Ayota, however, said that the Fund’s financial position is stable and the Assets Under Management continue to grow.

“Our Assets Under Management (AUM) increased from Ush17.26 trillion in Financial Year 2021/22 to Ush18.56 trillion in Financial Year 2022/23. This growth was driven by an increase in member contributions, increased realized income, and a cost management strategy that enables us to create more value for the member at a lower cost compared to the previous Financial Year,” he said.

“In fact, with the current asset base, we project that the strategic goal of growing the Assets Under Management to 20 trillion shillings by 2025 will be achieved by June 30, 2024, one year ahead of schedule,” Ayota added.

The Fund’s member contributions increased by 15% from 1.49 trillion in Financial Year 2021/22 to 1.72 trillion in Financial Year 2022/23, while the cost of administration reduced from 1.18% to 1.02%.

Ayota assured NSSF members that the Fund is in a better financial position going forward, saying that the focus has now shifted to ensuring its long-term sustainability.

NSSF Plan to Grow to 50 Trillion & Cover 50% Of Working Population

Ayota unveiled what he called “Vision 2035”, targeting to increase the Fund’s enrollment of the country’s total workforce from 10% to 50%, and grow the Fund to 50 trillion shillings.

“Our new “Vision 2035” is the bedrock of our long-term strategic focus– where we want to grow the Fund to 50 trillion shillings, cover at least 50% of the working population, and achieve 95% and both customer satisfaction and staff engagement,” he said.

This is hinged on the Fund’s 10-year Strategic Plan developed in 2015, anchored around growing the Fund to 20 trillion by 2025, improving Customer Satisfaction to 95%, improving Staff Satisfaction to 95%, and payment of Benefits within 1 day, which Ayota said is on course to meet.

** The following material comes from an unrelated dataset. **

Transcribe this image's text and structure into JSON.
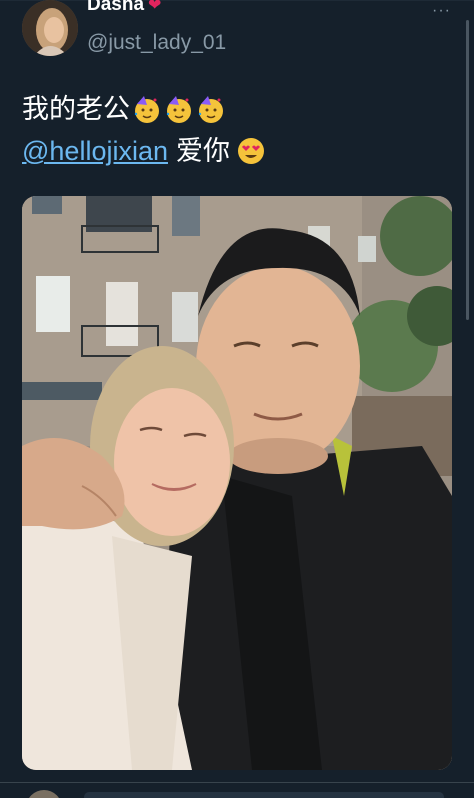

To achieve its “Vision 2035”, the NSSF will deliberately introduce new initiatives to create the capacity and the willingness of Ugandans to save.

“Creating a capacity to save simply means that the Fund will roll out a sustainability strategy focusing on job creation, intervening in the agriculture value chain, and supporting the innovation ecosystem. On the other hand, creating a willingness to save means that we shall implement empowerment programmes for our members through financial literacy, increasing compliance, and innovating value-adding products,” Ayota said.

How Easy Will NSSF Achieve Vision 2035?

In July this year, the Inspectorate of Government (IG) ordered former NSSF Managing Director, Richard Byarugaba and former Director of Finance, Stevens Mwanje to jointly refund 5 billion shillings’ loss they caused to the Fund.

The IG made the order after conducting joint investigations with the Auditor General into allegations of mismanagement, abuse of office and corruption by Byarugaba as requested by the Minister of Gender, Labour and Social Development, Betty Amongi in January.

The IG report pinned Byarugaba and Mwanje for causing NSSF, a financial loss of 4.4 billion shillings when they authorized irregular payments to staff who exited under voluntary early retirement.

The IG also pinned the two for illegally engineering the resignation of two NSSF Board members this causing a financial loss of 687 million shillings.

Furthermore, during the COVID-19 when the country was under total lockdown which caused massive economic challenges, Ugandans cried out for accession of their savings with NSSF, but to no avail.

The above factors caused lack of trust in NSSF by its on savers.

Will the above mentioned cases of mismanagement, abuse of office and corruption not hinder NSSF from achieving its Vision 2035?

Ayota responded that savers still trust the Fund.

“Despite some turbulence over the last 8 months, members still trust the Fund going by the good performance numbers to be released at the upcoming Annual Members’ Meeting,” he said.